Their intimacy continued, but without the great passion of other days. Sarah was tender to him, but made him see that her days and nights belonged now to the wounded. Nevertheless, Berton complained that others had taken his place in her heart.

There were four men, in particular, who excited his jealousy. These were the Count of Kératry, under-secretary for food supplies; Paul de Remusat, one of the prevailing moderate elements in the new Government and a great friend of Thiers; Rochefort, who certainly had for Sarah a strange and somewhat uncanny attraction, in view of his violence and his dissolute character (Sarah says of him: “It was Rochefort who caused the downfall of the Empire”); and finally Captain O’Connor, a cavalryman, who was a much more serious competitor for Sarah’s affections than the other three. O’Connor will figure in these memoirs later on.

There is considerable doubt as to whether Count de Kératry was ever a lover of Sarah Bernhardt’s. He had known her since she was a child at Grandchamps, when he used to visit the Convent to spend an hour with a niece, who was a pupil there. Later, he had been introduced to her family, and by the time he received his commission as a lieutenant of cavalry and was sent to command a unit in the campaign of Mexico, had come to be a rather frequent visitor in the house in the rue Michodière. From then on Sarah Bernhardt did not see him until he returned, just before the Franco-Prussian war, and was given an appointment on the Staff.

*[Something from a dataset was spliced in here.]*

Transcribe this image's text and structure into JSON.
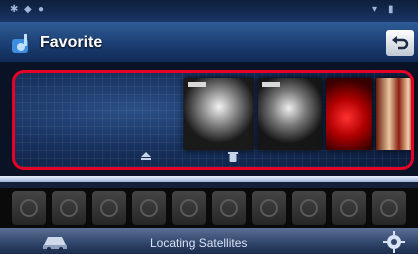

After the Revolution he was made a préfect, with special charge over the victualling of the city.

It was he who saw that Sarah’s hospital was so well supplied with food—well supplied, that is, in comparison with other hospitals of a similarly independent character. During the siege Sarah saw him frequently, and he went often to the Odéon.

He was greatly enamoured of the young actress, but they were both too busy to give much time to each other, and certainly their humane duties precluded any prolonged love-making. But Berton saw in the Count de Kératry’s frequent visits to Sarah an intrigue that threatened to oust him from his privileged place at her side, and he made many heated remonstrances to that effect.

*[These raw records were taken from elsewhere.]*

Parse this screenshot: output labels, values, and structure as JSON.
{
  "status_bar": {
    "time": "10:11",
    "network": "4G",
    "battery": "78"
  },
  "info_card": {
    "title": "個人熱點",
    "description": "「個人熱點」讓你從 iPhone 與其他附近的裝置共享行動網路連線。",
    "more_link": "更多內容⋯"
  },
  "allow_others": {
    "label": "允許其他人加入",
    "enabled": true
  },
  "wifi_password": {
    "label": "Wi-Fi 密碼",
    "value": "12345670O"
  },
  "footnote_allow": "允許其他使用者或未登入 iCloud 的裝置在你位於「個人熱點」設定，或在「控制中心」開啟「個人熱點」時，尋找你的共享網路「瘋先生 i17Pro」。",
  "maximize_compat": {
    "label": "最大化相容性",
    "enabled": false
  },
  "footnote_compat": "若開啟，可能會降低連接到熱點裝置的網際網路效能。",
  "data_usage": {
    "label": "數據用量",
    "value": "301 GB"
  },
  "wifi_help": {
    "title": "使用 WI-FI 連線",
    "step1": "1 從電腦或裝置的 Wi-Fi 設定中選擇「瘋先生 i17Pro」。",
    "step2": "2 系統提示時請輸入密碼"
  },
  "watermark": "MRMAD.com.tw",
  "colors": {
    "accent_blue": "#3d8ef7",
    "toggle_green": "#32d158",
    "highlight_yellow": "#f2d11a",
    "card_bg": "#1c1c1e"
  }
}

Paul de Remusat, an author, playwright and educationalist, and withal a most supremely modest and unassuming man, was one of the real forces behind the revolution, but he was not one of the popular figures in it. He seldom spoke in public.

Sarah had been introduced to him, some months prior to the war, by the younger Dumas. She found inordinate pleasure in reading his writings, which were of an inspiring beauty. She would go to his modest apartment in the rue de Seine and sit on the floor at his feet, one arm over his knees, as he read to her his latest works.

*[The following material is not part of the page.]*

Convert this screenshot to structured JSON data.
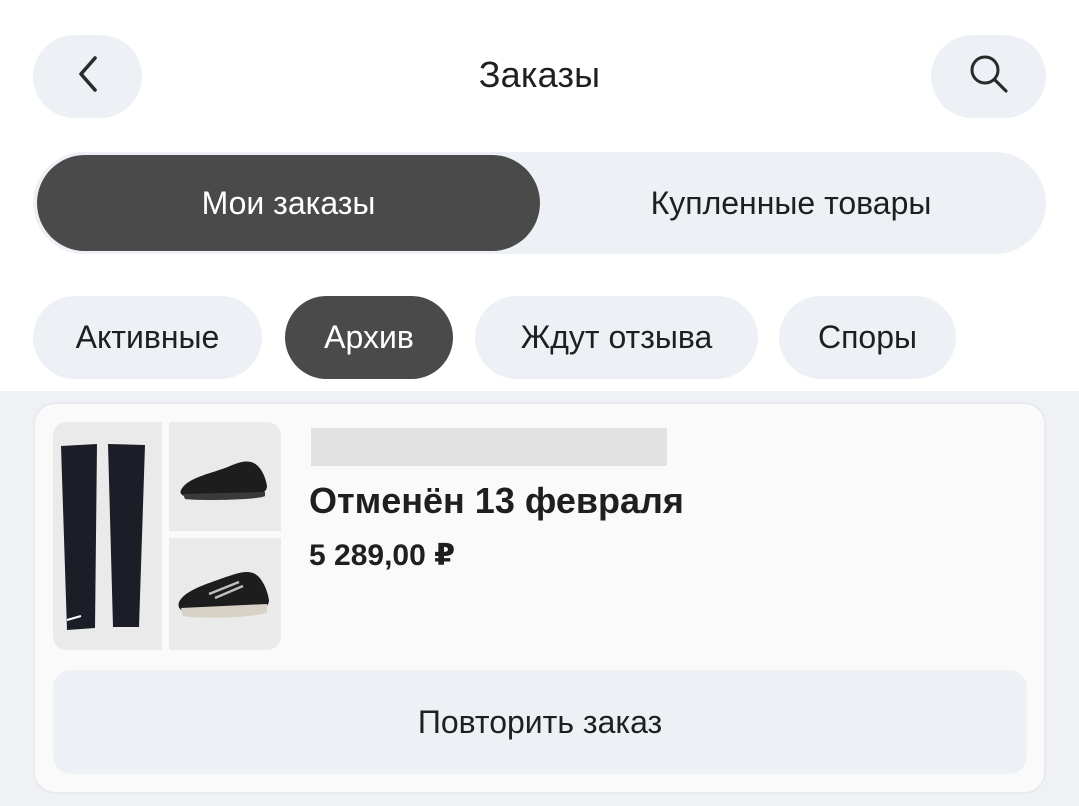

It was to Paul de Remusat that Thiers, Favre, Arago, Crémieux, Gambetta, Jules Simon, Ferry, Picard, Pagès and the rest of the revolutionary committee came in the afternoon with their plan of action (that night the Empire fell). It was de Remusat who revised this plan, and advised them of the pitfalls that lay ahead.

He could have had anything in the gift of the new Government. If the times had not decreed that the President must be a military man—the honour eventually went to the Governor of Paris, General Trochu—there is no doubt in my mind that Paul de Remusat would have been offered the highest post possible in the new order of things. The fact that he had a “de” as prefix to his name was another drawback, for it only needed a “de” to convince some people of one’s royalist leanings.

Eventually, it was decided to make him Minister of Fine Arts, and a committee was sent to him with this idea in view. That evening the president of this committee, M. Théophile Besson, sent for Sarah and said to her, despairingly: “It is no use, we cannot move him. You are the only person on earth, mademoiselle, who can make him change his mind!” Sarah consented to do her best, and saw de Remusat the next day. He asked to be allowed twenty-four hours to think the matter over, and he then wrote to Sarah to this effect.